Indeed, in this process the adults learn as much as the children. The involvement requires growth in the adults - a willingness to increase one's capacity to make space for others to grow and learn at their own level and time. Sadly, since many adults never experienced learning at this level when they were children, there is often a lack of experiencing this amazing God-given gift of learning with their own children. However, it is never too late to start. The role of the parent or teacher is as a provider of opportunities, a helper, a supporter and an encourager. It is not a difficult task but rather a simple one. Parents experience this when a child learns to walk - the child is encouraged enthusiastically to do more of what they already can do naturally and go further and faster.

Most parents or teachers have been brainwashed over the years to follow a specific curriculum, and this plan-to-go is mostly to the detriment of the child's soul and relationships involved. A curriculum does not cause learning to take place through learning, as it requires a certain performance standard at a specific time. In fact, a curriculum in most cases is there for he adult (educator) to feel secure in the situation. In order for me to truly embrace the rich learning experience with the children, I had to let go of my own ideas and planned agendas for the day.

Most families are so busy and on the go that little 'free time' remains. Relationships become tense with bickering among siblings who are irritated with one another. Most children spend their free time with TV, movies, iPads, cellphone games and social media connections. However, natural learning happens when children are given time for 'free time', and where family, adult or caregiver relationships are positive. Truth is that adults have more time and emotional energy to embrace natural learning while loving each other and building the family.

The lack of learning has numerous effects on society. Some of the symptoms are resistance to learn, learning problems, conflicts, anger, fear, anxiety, a longing for peers, a longing for entertainment, apathy, dutiful subjection to assignments, independence, disrespect, boredom and much other relational behaviour. Furthermore, children lose their ability to explore, discover, imagine, problem-solve, and be creative. They lose their ability to learn and they lose their connection with themselves. These children only want to watch video games, movies and connect with friends. They are children who are bored. A bored child is a sick child. When this happens to your children, they have lost their ability to learn.

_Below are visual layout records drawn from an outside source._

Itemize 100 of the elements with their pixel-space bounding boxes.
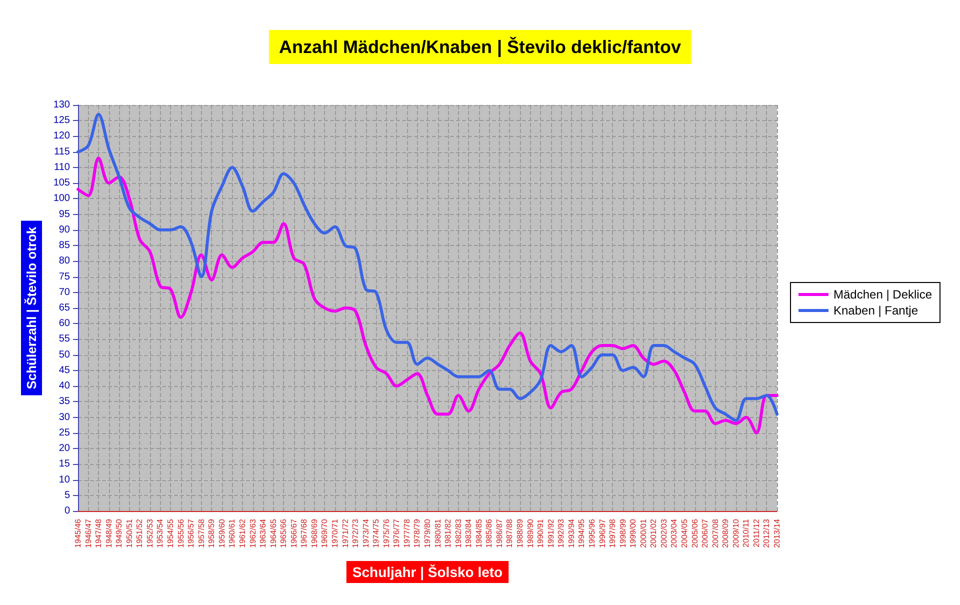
x-tick-label: 1963/64 (258, 518, 268, 548)
x-tick-label: 1950/51 (124, 518, 134, 548)
y-tick-label: 95 (58, 208, 70, 220)
y-tick-label: 45 (58, 364, 70, 376)
x-tick-label: 1957/58 (196, 518, 206, 548)
y-axis-title: Schülerzahl | Število otrok (24, 226, 39, 390)
x-tick-label: 1966/67 (289, 518, 298, 548)
y-tick-label: 30 (58, 412, 70, 423)
x-tick-label: 1980/81 (433, 518, 442, 548)
x-tick-label: 1953/54 (156, 518, 165, 548)
x-tick-label: 1983/84 (464, 518, 474, 548)
x-tick-label: 1981/82 (444, 518, 453, 548)
x-tick-label: 1958/59 (207, 518, 216, 548)
x-tick-label: 1969/70 (320, 518, 330, 548)
y-tick-label: 65 (58, 302, 70, 314)
x-tick-label: 1948/49 (104, 518, 114, 548)
legend-label: Mädchen | Deklice (834, 288, 932, 302)
y-tick-label: 115 (54, 146, 70, 158)
x-tick-label: 2002/03 (659, 518, 668, 548)
x-tick-label: 1987/88 (505, 518, 514, 548)
x-tick-label: 1959/60 (217, 518, 226, 548)
x-tick-label: 1995/96 (587, 518, 596, 548)
y-tick-label: 5 (64, 490, 70, 501)
x-tick-label: 1970/71 (330, 518, 340, 548)
x-tick-label: 1967/68 (300, 518, 309, 548)
x-tick-label: 1996/97 (598, 518, 607, 548)
x-tick-label: 1954/55 (166, 518, 176, 548)
x-tick-label: 1946/47 (84, 518, 93, 548)
y-tick-label: 0 (64, 506, 70, 516)
x-tick-label: 1972/73 (351, 518, 360, 548)
y-tick-label: 35 (58, 396, 70, 408)
x-tick-label: 1989/90 (526, 518, 535, 548)
x-tick-label: 1974/75 (372, 518, 381, 548)
y-tick-label: 85 (58, 240, 70, 252)
x-axis-title: Schuljahr | Šolsko leto (352, 564, 503, 581)
x-tick-label: 1988/89 (516, 518, 525, 548)
legend-label: Knaben | Fantje (834, 304, 918, 318)
x-tick-label: 2010/11 (742, 518, 751, 548)
y-tick-label: 50 (58, 349, 70, 360)
x-tick-label: 1962/63 (248, 518, 258, 548)
x-tick-label: 1968/69 (310, 518, 319, 548)
x-tick-label: 1985/86 (484, 518, 494, 548)
x-tick-label: 2005/06 (690, 518, 700, 548)
y-tick-label: 15 (58, 458, 70, 470)
y-tick-label: 125 (53, 115, 70, 126)
y-tick-label: 25 (58, 427, 70, 438)
y-tick-label: 10 (58, 474, 70, 486)
x-tick-label: 1978/79 (412, 518, 422, 548)
x-tick-label: 2012/13 (762, 518, 772, 548)
x-tick-label: 1993/94 (566, 518, 576, 548)
x-tick-label: 1971/72 (340, 518, 350, 548)
x-tick-label: 1999/00 (628, 518, 638, 548)
x-tick-label: 1994/95 (577, 518, 586, 548)
x-tick-label: 1965/66 (279, 518, 288, 548)
y-tick-label: 105 (53, 178, 70, 189)
x-tick-label: 2006/07 (700, 518, 710, 548)
x-tick-label: 1984/85 (474, 518, 484, 548)
x-tick-label: 1979/80 (423, 518, 432, 548)
x-tick-label: 2008/09 (721, 518, 730, 548)
y-tick-label: 120 (53, 130, 70, 142)
x-tick-label: 1982/83 (454, 518, 463, 548)
x-tick-label: 1973/74 (361, 518, 370, 548)
x-tick-label: 1956/57 (186, 518, 196, 548)
x-tick-label: 2004/05 (680, 518, 689, 548)
x-tick-label: 1991/92 (546, 518, 556, 548)
y-tick-label: 130 (53, 100, 70, 110)
x-tick-label: 2003/04 (670, 518, 679, 548)
x-tick-label: 1949/50 (114, 518, 124, 548)
x-tick-label: 1992/93 (556, 518, 566, 548)
x-tick-label: 2011/12 (752, 518, 761, 548)
x-tick-label: 1952/53 (145, 518, 154, 548)
y-tick-label: 40 (58, 380, 70, 392)
x-tick-label: 1964/65 (268, 518, 278, 548)
y-tick-label: 70 (58, 286, 70, 298)
x-tick-label: 1986/87 (494, 518, 504, 548)
x-tick-label: 1976/77 (392, 518, 402, 548)
y-tick-label: 60 (58, 318, 70, 330)
x-tick-label: 2009/10 (731, 518, 740, 548)
y-tick-label: 55 (58, 334, 70, 345)
y-tick-label: 110 (54, 162, 70, 173)
y-tick-label: 100 (53, 193, 70, 204)
x-tick-label: 1961/62 (238, 518, 247, 548)
x-tick-label: 1975/76 (382, 518, 391, 548)
y-tick-label: 90 (58, 224, 70, 236)
x-tick-label: 1955/56 (176, 518, 186, 548)
chart-title: Anzahl Mädchen/Knaben | Število deklic/fantov (278, 36, 682, 57)
x-tick-label: 1945/46 (74, 518, 82, 548)
x-tick-label: 1951/52 (135, 518, 144, 548)
y-tick-label: 75 (58, 271, 70, 282)
x-tick-label: 2000/01 (638, 518, 648, 548)
x-tick-label: 2001/02 (649, 518, 658, 548)
x-tick-label: 2013/14 (772, 518, 782, 548)
x-tick-label: 1990/91 (536, 518, 546, 548)
y-tick-label: 80 (58, 256, 70, 267)
y-tick-label: 20 (58, 443, 70, 454)
x-tick-label: 1998/99 (618, 518, 628, 548)
x-tick-label: 2007/08 (710, 518, 720, 548)
x-tick-label: 1997/98 (608, 518, 618, 548)
x-tick-label: 1977/78 (402, 518, 412, 548)
x-tick-label: 1960/61 (228, 518, 237, 548)
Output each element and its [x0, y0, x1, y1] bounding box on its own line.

During this time of intense, practical experience with my grandchildren, the knowledge of what is going on in the lives of older school children, and being exposed over many years to the fears of parents, I am more convinced than ever that something is very wrong. Unless parents and teachers make it their aim again to bring back natural learning to the educational landscape, we will reap the fruit of deeply disillusioned adults, drifting aimlessly with neither direction nor purpose, and not excited about learning.

In our current Information economy where there is an excess of data, it is of utmost importance that people love learning. Also because it will be a life-long process where any person can learn if they are positive about learning.